A word about the ANSWER_COUNT and GAME_LENGTH globals. ANSWER_COUNT is how many answers will be read to the user, and GAME_LENGTH is the number of questions asked. You can actually put in more than 4 answers in your code, and what this skill cleverly does is randomizes the incorrect answers in the populateRoundAnswers() function.

Following the code below, first, the function makes sure you have enough answers for the question. Then, the incorrect answers are randomized (or shuffled, as Amazon refers to it). Note the index starts at 1 and not 0 to make sure we don’t lose the right answer. Lastly, the correct answer is inserted into the array of answers at index 0.

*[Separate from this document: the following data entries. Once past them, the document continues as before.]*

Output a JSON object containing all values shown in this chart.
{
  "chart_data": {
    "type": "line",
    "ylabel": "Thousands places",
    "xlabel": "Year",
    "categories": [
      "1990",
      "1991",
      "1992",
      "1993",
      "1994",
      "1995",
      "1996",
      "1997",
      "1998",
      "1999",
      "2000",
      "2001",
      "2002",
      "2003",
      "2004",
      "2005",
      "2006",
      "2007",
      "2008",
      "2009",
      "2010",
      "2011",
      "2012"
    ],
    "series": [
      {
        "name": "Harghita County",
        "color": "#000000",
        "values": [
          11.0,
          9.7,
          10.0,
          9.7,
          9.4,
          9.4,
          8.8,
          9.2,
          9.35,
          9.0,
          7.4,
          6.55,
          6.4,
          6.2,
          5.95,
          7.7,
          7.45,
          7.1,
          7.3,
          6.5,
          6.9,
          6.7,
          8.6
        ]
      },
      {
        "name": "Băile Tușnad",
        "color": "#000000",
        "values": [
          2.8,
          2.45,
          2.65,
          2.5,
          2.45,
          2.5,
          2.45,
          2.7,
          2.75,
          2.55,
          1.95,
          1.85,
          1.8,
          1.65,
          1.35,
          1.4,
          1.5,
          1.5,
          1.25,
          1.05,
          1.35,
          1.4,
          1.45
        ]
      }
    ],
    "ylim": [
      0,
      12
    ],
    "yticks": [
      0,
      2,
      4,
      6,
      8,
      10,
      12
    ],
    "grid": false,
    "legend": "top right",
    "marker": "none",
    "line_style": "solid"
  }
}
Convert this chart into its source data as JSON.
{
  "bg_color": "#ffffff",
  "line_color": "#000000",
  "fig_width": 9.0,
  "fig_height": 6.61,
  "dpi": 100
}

function populateRoundAnswers(gameQuestionIndexes, correctAnswerIndex, correctAnswerTargetLocation) {
    // Get the answers for a given question, and place the correct answer at the spot marked by the
    // correctAnswerTargetLocation variable. Note that you can have as many answers as you want but
    // only ANSWER_COUNT will be selected.
    var answers = [],
        answersCopy = questions[gameQuestionIndexes[correctAnswerIndex]][Object.keys(questions[gameQuestionIndexes[correctAnswerIndex]])[0]],
        temp, i;

    var index = answersCopy.length;

    if (index < ANSWER_COUNT){
        throw "Not enough answers for question.";
    }

    // Shuffle the answers, excluding the first element.
    for (var j = 1; j < answersCopy.length; j++){
        var rand = Math.floor(Math.random() * (index - 1)) + 1;
        index -= 1;

        var temp = answersCopy[index];
        answersCopy[index] = answersCopy[rand];
        answersCopy[rand] = temp;
    }

    // Swap the correct answer into the target location
    for (i = 0; i < ANSWER_COUNT; i++) {
        answers[i] = answersCopy[i];
    }
    temp = answers[0];
    answers[0] = answers[correctAnswerTargetLocation];
    answers[correctAnswerTargetLocation] = temp;
    return answers;
}

So is the correct answer always the first one?

No, actually. In the handleAnswerRequest function, the correct answer is randomly inserted again before being read to the user. This would be a pretty terrible trivia game without this extra piece of code.

currentQuestionIndex += 1;
            var spokenQuestion = Object.keys(questions[gameQuestions[currentQuestionIndex]])[0];
            // Generate a random index for the correct answer, from 0 to 3
            correctAnswerIndex = Math.floor(Math.random() * (ANSWER_COUNT));
            var roundAnswers = populateRoundAnswers(gameQuestions, currentQuestionIndex, correctAnswerIndex),

                questionIndexForSpeech = currentQuestionIndex + 1,
                repromptText = "Question " + questionIndexForSpeech.toString() + ". " + spokenQuestion + " ";

Submitting Your Skill to Amazon

I was going to write a custom guide but there is no need. If you are going to use the Reindeer Games trivia example, this guide holds your hand and guides you through the submission process. There are a lot of steps and a lot of options presented, so this guide was invaluable.